The credit utilization ratio is the percentage of a borrower’s total available credit that is currently being utilized. The credit utilization ratio is a component used by credit reporting agencies in calculating a borrower’s credit score. Lowering the credit utilization ratio can help a borrower to improve their credit score.
How Credit Utilization Ratio Works
The credit utilization ratio is typically focused primarily on a borrower’s revolving credit. It is a calculation that represents the total debt a borrower is utilizing in comparison to the total revolving credit that they have been approved for by credit issuers.
- A person’s credit utilization ratio will go up and down with payments and purchases.
- Credit utilization is one factor in how credit bureaus calculate a credit score for a borrower.
- It is advised that borrowers pay attention to their credit utilization ratio as a high ratio can reflect poorly on a person’s credit score.
When managing credit balances a borrower should also know their current debt to income ratio, which takes into consideration both revolving and non-revolving credit and is another factor that is considered when submitting a credit application.
An Example of Credit Utilization Ratio
Below is an example of how a credit utilization ratio is calculated. Say a borrower has three credit cards with different revolving credit limits.
- Card 1: Credit line $5,000, balance $1,000
- Card 2: Credit line $10,000, balance $2,500
- Card 3: Credit line $8,000, balance $4,000
The total revolving credit across all three cards is $5,000 + $10,000 + $8,000 = $23,000. The total credit used is $1,000 + $2,500 + $4,000 = $7,500. Therefore, the credit utilization ratio is $7,500 divided by $23,000, or 32.6%.

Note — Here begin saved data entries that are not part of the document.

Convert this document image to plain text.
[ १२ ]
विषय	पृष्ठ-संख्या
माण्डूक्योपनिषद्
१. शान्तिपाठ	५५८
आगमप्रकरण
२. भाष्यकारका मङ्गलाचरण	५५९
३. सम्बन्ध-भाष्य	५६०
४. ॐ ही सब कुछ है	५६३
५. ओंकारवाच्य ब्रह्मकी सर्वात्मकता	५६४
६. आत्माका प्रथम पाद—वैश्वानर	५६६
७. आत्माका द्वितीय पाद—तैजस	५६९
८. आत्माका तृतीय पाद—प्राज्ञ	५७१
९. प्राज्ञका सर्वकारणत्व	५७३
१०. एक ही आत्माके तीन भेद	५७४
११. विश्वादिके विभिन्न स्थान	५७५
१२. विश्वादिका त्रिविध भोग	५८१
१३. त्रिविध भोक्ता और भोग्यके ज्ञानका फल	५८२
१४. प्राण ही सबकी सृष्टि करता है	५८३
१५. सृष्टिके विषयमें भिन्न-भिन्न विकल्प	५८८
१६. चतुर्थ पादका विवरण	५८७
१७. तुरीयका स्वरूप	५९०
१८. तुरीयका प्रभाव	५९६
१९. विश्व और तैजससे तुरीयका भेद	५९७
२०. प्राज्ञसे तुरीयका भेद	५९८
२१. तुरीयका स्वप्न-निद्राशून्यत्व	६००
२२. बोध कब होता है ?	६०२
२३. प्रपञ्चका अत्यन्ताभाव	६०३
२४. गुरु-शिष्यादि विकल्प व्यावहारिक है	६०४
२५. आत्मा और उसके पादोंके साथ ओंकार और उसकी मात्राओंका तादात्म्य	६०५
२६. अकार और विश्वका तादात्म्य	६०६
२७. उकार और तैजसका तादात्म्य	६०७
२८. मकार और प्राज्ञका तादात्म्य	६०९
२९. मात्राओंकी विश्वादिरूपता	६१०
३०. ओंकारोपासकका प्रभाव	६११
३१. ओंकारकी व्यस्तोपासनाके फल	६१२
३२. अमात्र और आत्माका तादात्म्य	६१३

How Credit Utilization Impacts Borrowers
A borrower’s credit utilization ratio will vary over time as borrowers make purchases and payments. The total outstanding balance that is due on a revolving credit account is reported to credit agencies at various times throughout the month.
Some lenders report to credit reporting agencies at the time a statement is issued to a borrower while others choose to report on a designated day of each month.

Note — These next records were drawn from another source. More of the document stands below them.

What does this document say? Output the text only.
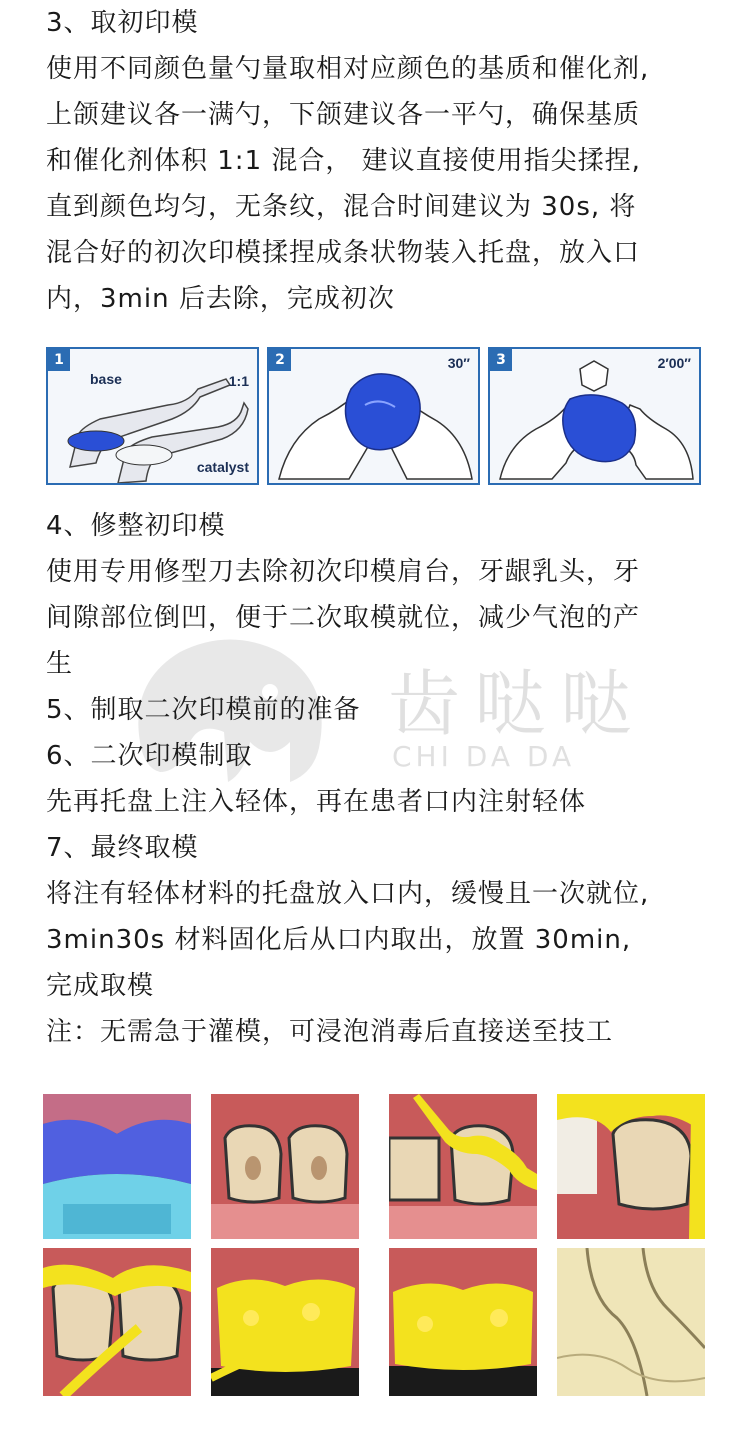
3、取初印模
使用不同颜色量勺量取相对应颜色的基质和催化剂,
上颌建议各一满勺，下颌建议各一平勺，确保基质
和催化剂体积 1:1 混合， 建议直接使用指尖揉捏,
直到颜色均匀，无条纹，混合时间建议为 30s, 将
混合好的初次印模揉捏成条状物装入托盘，放入口
内，3min 后去除，完成初次
1
base	1:1
catalyst
2	30″	3	2′00″
4、修整初印模
使用专用修型刀去除初次印模肩台，牙龈乳头，牙
间隙部位倒凹，便于二次取模就位，减少气泡的产
生	齿哒哒
CHI DA DA
5、制取二次印模前的准备
6、二次印模制取
先再托盘上注入轻体，再在患者口内注射轻体
7、最终取模
将注有轻体材料的托盘放入口内，缓慢且一次就位,
3min30s 材料固化后从口内取出，放置 30min,
完成取模
注：无需急于灌模，可浸泡消毒后直接送至技工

The timeframe used by lenders for reporting credit balances to an agency can affect a borrower’s credit utilization levels. Therefore, borrowers seeking to decrease their credit utilization must have patience and expect that it may take two to three credit statement cycles for credit utilization levels to decrease when debt is being paid down.
Shifting credit card balances from an existing card to another will not change the credit utilization ratio, as it looks at the total amount of debt outstanding divided by your total credit card limits. Transferring balances to lower interest credit cards, however, could be beneficial in the long-term since lower interest accumulation can keep balances down.
Closing a credit card account that you no longer use can hurt your credit score by reducing your total available credit. Thus, if you continue to charge the same amount or carry the same balance on your remaining accounts, your credit utilization ratio would increase, and your score may go down.
Inversely, adding a new credit card will help to lower your credit utilization ratio. However, while new cards can be beneficial for credit utilization, they may adversely affect your credit score through increased inquiries and lower average account longevity.